Erwägungen (23 Absätze)

E. 1.1 Gemäss Art. 31 des Verwaltungsgerichtsgesetzes vom 17. Juni 2005 (VGG, SR 173.32) beurteilt das Bundesverwaltungsgericht Beschwerden gegen Verfügungen nach Art. 5 des Verwaltungsverfahrensgesetzes vom 20. Dezember 1968 (VwVG, SR 172.021). Das BFM gehört zu den Behörden nach Art. 33 VGG und ist daher eine Vorinstanz des Bundesverwaltungsgerichts. Eine das Sachgebiet betreffende Ausnahme im Sinne von Art. 32 VGG liegt nicht vor. Das Bundesverwaltungsgericht ist daher zuständig für die Beurteilung der vorliegenden Beschwerde und entscheidet auf dem Gebiet des Asyls in der Regel - so auch vorliegend - endgültig (Art. 105 des Asylgesetzes vom 26. Juni 1998 [AsylG, SR 142.31]; Art. 83 Bst. d Ziff. 1 des Bundesgerichtsgesetzes vom 17. Juni 2005 [BGG, SR 173.110]).

E. 1.2 Das Verfahren richtet sich nach dem VwVG, soweit das VGG und das AsylG nichts anderes bestimmen (Art. 37 VGG und Art. 6 AsylG).

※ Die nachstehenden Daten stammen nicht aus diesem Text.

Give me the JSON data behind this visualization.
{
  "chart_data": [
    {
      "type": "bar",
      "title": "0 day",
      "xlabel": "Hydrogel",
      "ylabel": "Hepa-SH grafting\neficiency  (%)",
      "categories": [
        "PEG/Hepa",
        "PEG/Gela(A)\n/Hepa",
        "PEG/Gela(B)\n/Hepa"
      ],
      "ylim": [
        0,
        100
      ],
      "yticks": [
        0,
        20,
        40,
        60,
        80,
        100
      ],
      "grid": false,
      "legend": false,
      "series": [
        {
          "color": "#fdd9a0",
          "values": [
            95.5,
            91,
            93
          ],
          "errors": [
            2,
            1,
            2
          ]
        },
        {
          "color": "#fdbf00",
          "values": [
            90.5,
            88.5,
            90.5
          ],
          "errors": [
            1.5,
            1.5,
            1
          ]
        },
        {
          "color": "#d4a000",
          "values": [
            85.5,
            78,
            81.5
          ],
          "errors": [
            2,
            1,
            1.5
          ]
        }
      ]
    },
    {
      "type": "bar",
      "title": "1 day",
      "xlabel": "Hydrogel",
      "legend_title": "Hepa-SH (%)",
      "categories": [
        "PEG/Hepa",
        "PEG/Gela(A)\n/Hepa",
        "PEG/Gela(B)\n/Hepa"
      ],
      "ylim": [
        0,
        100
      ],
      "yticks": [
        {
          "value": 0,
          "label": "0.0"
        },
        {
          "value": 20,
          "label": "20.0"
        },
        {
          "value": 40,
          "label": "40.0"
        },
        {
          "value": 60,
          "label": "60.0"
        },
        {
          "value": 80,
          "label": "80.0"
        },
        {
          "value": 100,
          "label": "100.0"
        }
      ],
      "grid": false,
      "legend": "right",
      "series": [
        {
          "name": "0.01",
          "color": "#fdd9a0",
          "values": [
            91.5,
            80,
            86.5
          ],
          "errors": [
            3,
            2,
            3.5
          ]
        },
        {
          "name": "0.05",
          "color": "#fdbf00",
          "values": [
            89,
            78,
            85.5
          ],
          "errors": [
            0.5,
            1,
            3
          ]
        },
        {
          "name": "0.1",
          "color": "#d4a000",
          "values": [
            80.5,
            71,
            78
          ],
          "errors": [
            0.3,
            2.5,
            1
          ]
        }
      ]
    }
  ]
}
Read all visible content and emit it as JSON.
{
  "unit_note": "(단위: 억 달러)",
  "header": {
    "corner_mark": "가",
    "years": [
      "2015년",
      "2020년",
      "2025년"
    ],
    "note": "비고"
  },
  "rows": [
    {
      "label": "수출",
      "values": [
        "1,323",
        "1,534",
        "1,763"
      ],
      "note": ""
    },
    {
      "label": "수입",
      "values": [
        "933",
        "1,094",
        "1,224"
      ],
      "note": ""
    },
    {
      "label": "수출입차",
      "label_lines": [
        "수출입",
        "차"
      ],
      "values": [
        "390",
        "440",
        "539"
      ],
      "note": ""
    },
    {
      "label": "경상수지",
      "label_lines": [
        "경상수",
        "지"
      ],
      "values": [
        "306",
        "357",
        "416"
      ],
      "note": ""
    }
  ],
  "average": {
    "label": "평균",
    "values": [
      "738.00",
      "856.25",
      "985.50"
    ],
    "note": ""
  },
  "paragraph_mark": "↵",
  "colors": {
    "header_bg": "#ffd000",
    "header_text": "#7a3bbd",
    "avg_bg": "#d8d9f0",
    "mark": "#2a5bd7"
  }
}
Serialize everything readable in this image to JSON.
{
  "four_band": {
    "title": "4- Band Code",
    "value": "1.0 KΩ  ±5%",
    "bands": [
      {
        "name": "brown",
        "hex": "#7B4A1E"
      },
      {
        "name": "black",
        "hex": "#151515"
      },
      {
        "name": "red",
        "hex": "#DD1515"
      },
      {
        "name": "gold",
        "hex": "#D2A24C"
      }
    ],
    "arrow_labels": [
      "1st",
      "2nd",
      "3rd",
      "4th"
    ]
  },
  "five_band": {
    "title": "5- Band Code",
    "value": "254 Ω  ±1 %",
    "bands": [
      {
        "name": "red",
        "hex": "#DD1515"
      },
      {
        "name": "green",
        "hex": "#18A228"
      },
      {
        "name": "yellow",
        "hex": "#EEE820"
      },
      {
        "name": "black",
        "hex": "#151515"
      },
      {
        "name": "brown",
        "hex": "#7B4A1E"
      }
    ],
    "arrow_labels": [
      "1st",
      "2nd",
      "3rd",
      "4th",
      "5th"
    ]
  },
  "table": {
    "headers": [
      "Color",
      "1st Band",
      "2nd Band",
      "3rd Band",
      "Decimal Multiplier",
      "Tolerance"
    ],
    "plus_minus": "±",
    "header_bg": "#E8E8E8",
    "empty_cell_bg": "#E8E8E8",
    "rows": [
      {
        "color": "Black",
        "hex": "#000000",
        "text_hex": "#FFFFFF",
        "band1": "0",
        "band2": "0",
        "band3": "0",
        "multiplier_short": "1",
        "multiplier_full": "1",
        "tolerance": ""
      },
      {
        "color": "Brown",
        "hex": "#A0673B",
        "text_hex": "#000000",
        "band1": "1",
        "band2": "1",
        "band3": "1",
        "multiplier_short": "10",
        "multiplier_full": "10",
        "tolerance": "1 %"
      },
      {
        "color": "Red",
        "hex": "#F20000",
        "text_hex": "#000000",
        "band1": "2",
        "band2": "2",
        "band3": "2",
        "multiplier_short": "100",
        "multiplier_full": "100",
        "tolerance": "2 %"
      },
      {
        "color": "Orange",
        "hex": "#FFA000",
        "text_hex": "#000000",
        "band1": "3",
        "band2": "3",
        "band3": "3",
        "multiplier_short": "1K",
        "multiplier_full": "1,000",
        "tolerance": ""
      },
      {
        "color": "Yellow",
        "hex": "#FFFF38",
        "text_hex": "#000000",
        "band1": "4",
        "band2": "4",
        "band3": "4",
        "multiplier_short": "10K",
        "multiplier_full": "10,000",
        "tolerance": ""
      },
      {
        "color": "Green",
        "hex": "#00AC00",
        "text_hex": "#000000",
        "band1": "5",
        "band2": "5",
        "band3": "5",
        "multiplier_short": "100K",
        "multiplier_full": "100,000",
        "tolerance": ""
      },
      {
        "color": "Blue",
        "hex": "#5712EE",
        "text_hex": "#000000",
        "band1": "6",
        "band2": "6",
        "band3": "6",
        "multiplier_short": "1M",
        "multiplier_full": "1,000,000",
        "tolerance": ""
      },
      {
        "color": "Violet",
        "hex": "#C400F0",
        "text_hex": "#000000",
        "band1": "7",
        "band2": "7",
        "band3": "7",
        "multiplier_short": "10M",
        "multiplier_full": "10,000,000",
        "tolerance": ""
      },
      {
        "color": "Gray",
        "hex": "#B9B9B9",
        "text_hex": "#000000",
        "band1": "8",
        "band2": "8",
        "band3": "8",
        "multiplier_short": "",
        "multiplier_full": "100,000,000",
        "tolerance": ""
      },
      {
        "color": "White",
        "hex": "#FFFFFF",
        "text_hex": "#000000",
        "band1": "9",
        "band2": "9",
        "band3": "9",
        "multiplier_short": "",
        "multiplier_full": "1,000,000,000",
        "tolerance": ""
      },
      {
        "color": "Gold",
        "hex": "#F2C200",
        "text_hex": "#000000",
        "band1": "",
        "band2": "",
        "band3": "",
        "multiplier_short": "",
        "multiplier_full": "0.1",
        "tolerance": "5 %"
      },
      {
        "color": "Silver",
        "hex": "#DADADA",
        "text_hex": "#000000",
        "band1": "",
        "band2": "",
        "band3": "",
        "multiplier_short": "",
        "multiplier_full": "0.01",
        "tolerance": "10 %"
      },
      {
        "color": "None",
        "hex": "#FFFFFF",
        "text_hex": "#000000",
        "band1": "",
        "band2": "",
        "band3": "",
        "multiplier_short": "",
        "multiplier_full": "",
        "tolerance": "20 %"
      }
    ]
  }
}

E. 1.3 Die Beschwerde ist frist- und formgerecht eingereicht. Der Beschwer­deführer hat am Verfahren vor der Vorinstanz teilgenommen, ist durch die angefochtene Verfügung besonders berührt und hat ein schutzwürdiges Interesse an deren Aufhebung beziehungsweise Änderung. Er ist daher zur Einreichung der Beschwerde legitimiert (Art. 105 und Art. 108 Abs. 1 AsylG, Art. 48 Abs. 1 und Art. 52 VwVG). Auf die Beschwerde ist einzutreten.

E. 1.4 Mit Beschwerde kann die Verletzung von Bundesrecht, die unrichtige oder unvollständige Feststellung des rechtserheblichen Sachverhalts und die Unangemessenheit gerügt werden (Art. 106 Abs. 1 AsylG).

E. 1.5 In Anwendung von Art. 111a Abs. 1 AsylG wurde vorliegend auf die Durchführung eines Schriftenwechsels verzichtet.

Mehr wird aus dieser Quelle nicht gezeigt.